|
|
Montréal, 15 juin 2004 / No 143 |
|
par
Jacques de Guenin
Dans notre pays, la pensée libérale est ancienne et profonde. Elle a été illustrée par une pléiade d'écrivains prestigieux, parmi lesquels on peut citer: La Boétie, Montaigne, Montesquieu, Voltaire, Diderot, Turgot, Condorcet, Benjamin Constant, Jean-Baptiste Say, Frédéric Bastiat, Victor Hugo, Alexis de Tocqueville, Gustave de Molinari, Jacques Rueff, Bertrand de Jouvenel, Raymond Aron, Jean-François Revel. À vrai dire, la pensée libérale est si prestigieuse qu'elle fait de l'ombre aux hommes de pouvoir. Aussi la dénigrent-ils sous des vocables variés, et se gardent-ils bien de l'enseigner dans leur système d'éducation. Si bien que les idées les plus fausses courent à son sujet.
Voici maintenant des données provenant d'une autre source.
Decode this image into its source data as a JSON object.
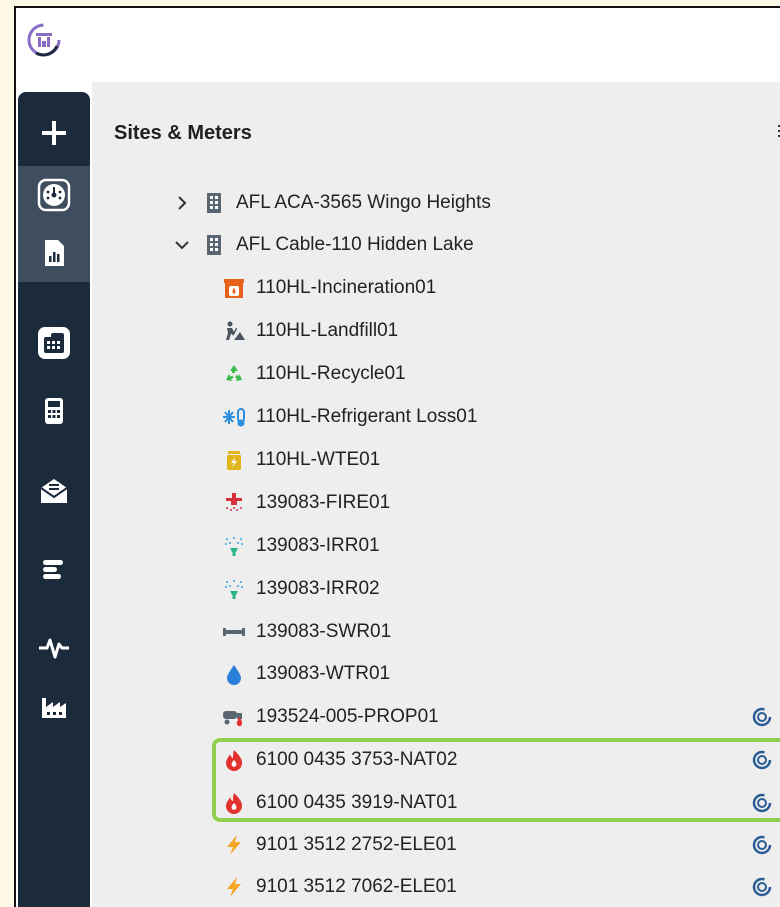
{
  "app": {
    "logo_icon": "app-logo-icon"
  },
  "sidebar": {
    "items": [
      {
        "name": "add",
        "icon": "plus-icon"
      },
      {
        "name": "dashboard",
        "icon": "dashboard-gauge-icon"
      },
      {
        "name": "reports",
        "icon": "report-chart-icon"
      },
      {
        "name": "sites-meters",
        "icon": "building-grid-icon",
        "active": true
      },
      {
        "name": "calculator",
        "icon": "calculator-icon"
      },
      {
        "name": "inbox",
        "icon": "mail-envelope-icon"
      },
      {
        "name": "gantt",
        "icon": "bars-icon"
      },
      {
        "name": "activity",
        "icon": "pulse-icon"
      },
      {
        "name": "facilities",
        "icon": "factory-icon"
      }
    ]
  },
  "panel": {
    "title": "Sites & Meters"
  },
  "tree": {
    "sites": [
      {
        "label": "AFL ACA-3565 Wingo Heights",
        "expanded": false
      },
      {
        "label": "AFL Cable-110 Hidden Lake",
        "expanded": true
      }
    ],
    "meters": [
      {
        "label": "110HL-Incineration01",
        "icon": "incineration-icon",
        "has_cost_icon": false
      },
      {
        "label": "110HL-Landfill01",
        "icon": "landfill-icon",
        "has_cost_icon": false
      },
      {
        "label": "110HL-Recycle01",
        "icon": "recycle-icon",
        "has_cost_icon": false
      },
      {
        "label": "110HL-Refrigerant Loss01",
        "icon": "refrigerant-icon",
        "has_cost_icon": false
      },
      {
        "label": "110HL-WTE01",
        "icon": "waste-to-energy-icon",
        "has_cost_icon": false
      },
      {
        "label": "139083-FIRE01",
        "icon": "fire-sprinkler-icon",
        "has_cost_icon": false
      },
      {
        "label": "139083-IRR01",
        "icon": "irrigation-icon",
        "has_cost_icon": false
      },
      {
        "label": "139083-IRR02",
        "icon": "irrigation-icon",
        "has_cost_icon": false
      },
      {
        "label": "139083-SWR01",
        "icon": "sewer-pipe-icon",
        "has_cost_icon": false
      },
      {
        "label": "139083-WTR01",
        "icon": "water-drop-icon",
        "has_cost_icon": false
      },
      {
        "label": "193524-005-PROP01",
        "icon": "propane-truck-icon",
        "has_cost_icon": true
      },
      {
        "label": "6100 0435 3753-NAT02",
        "icon": "natural-gas-flame-icon",
        "has_cost_icon": true
      },
      {
        "label": "6100 0435 3919-NAT01",
        "icon": "natural-gas-flame-icon",
        "has_cost_icon": true
      },
      {
        "label": "9101 3512 2752-ELE01",
        "icon": "electric-bolt-icon",
        "has_cost_icon": true
      },
      {
        "label": "9101 3512 7062-ELE01",
        "icon": "electric-bolt-icon",
        "has_cost_icon": true
      }
    ]
  },
  "colors": {
    "sidebar_bg": "#1c2b3c",
    "highlight_border": "#8fd14f",
    "flame": "#e3312d",
    "bolt": "#f5a623",
    "water": "#2a7fd8",
    "cost_icon": "#2a5d95"
  }
}
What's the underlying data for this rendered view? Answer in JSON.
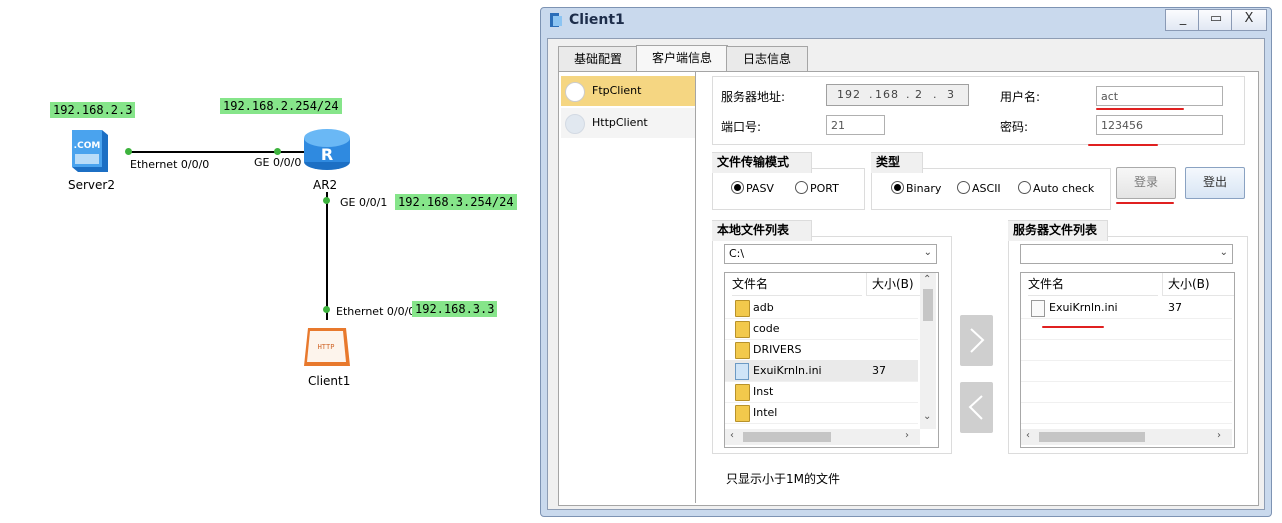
{
  "topology": {
    "devices": {
      "server2": "Server2",
      "ar2": "AR2",
      "client1": "Client1",
      "server_icon_text": ".COM",
      "client_icon_text": "HTTP"
    },
    "ip_labels": {
      "server2": "192.168.2.3",
      "ar2_ge000": "192.168.2.254/24",
      "ar2_ge001": "192.168.3.254/24",
      "client1": "192.168.3.3"
    },
    "ports": {
      "server2_eth": "Ethernet 0/0/0",
      "ar2_ge000": "GE 0/0/0",
      "ar2_ge001": "GE 0/0/1",
      "client1_eth": "Ethernet 0/0/0"
    }
  },
  "window": {
    "title": "Client1",
    "controls": {
      "minimize": "_",
      "maximize": "▭",
      "close": "X"
    },
    "tabs": [
      "基础配置",
      "客户端信息",
      "日志信息"
    ],
    "active_tab": 1,
    "sidebar": {
      "items": [
        "FtpClient",
        "HttpClient"
      ],
      "selected": 0
    },
    "ftp": {
      "server_addr_label": "服务器地址:",
      "server_addr_octets": [
        "192",
        "168",
        "2",
        "3"
      ],
      "port_label": "端口号:",
      "port_value": "21",
      "username_label": "用户名:",
      "username_value": "act",
      "password_label": "密码:",
      "password_value": "123456",
      "mode_group": {
        "title": "文件传输模式",
        "options": [
          "PASV",
          "PORT"
        ],
        "selected": "PASV"
      },
      "type_group": {
        "title": "类型",
        "options": [
          "Binary",
          "ASCII",
          "Auto check"
        ],
        "selected": "Binary"
      },
      "login_button": "登录",
      "logout_button": "登出",
      "local": {
        "title": "本地文件列表",
        "path": "C:\\",
        "columns": [
          "文件名",
          "大小(B)"
        ],
        "rows": [
          {
            "name": "adb",
            "size": "",
            "type": "folder"
          },
          {
            "name": "code",
            "size": "",
            "type": "folder"
          },
          {
            "name": "DRIVERS",
            "size": "",
            "type": "folder"
          },
          {
            "name": "ExuiKrnln.ini",
            "size": "37",
            "type": "file"
          },
          {
            "name": "Inst",
            "size": "",
            "type": "folder"
          },
          {
            "name": "Intel",
            "size": "",
            "type": "folder"
          }
        ]
      },
      "remote": {
        "title": "服务器文件列表",
        "path": "",
        "columns": [
          "文件名",
          "大小(B)"
        ],
        "rows": [
          {
            "name": "ExuiKrnln.ini",
            "size": "37",
            "type": "file"
          }
        ]
      },
      "upload_arrow": ">",
      "download_arrow": "<",
      "footer_note": "只显示小于1M的文件"
    }
  },
  "colors": {
    "ip_label_bg": "#86e58a",
    "annotation_red": "#e02020",
    "selected_sidebar": "#f5d682",
    "window_frame": "#c9d9ed"
  }
}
Mon ambition est de rétablir la vérité en définissant avec précision ce qu'est le libéralisme, et en montrant l'implacable logique qui lie ses différents concepts. |
Mais si vous avez des convictions libérales, et si vous voulez défendre
efficacement vos idées, la logique ne suffit pas. La plupart des
gens ne sont pas disposés à se battre pour des raisonnements,
si même ils veulent bien les écouter. En revanche ils sont
prêts à se battre, voire à mourir si nécessaire,
pour des principes moraux. Je vais donc m'efforcer de montrer que le libéralisme
est non seulement le système le plus efficace sur le plan économique,
mais encore le seul système social moralement cohérent.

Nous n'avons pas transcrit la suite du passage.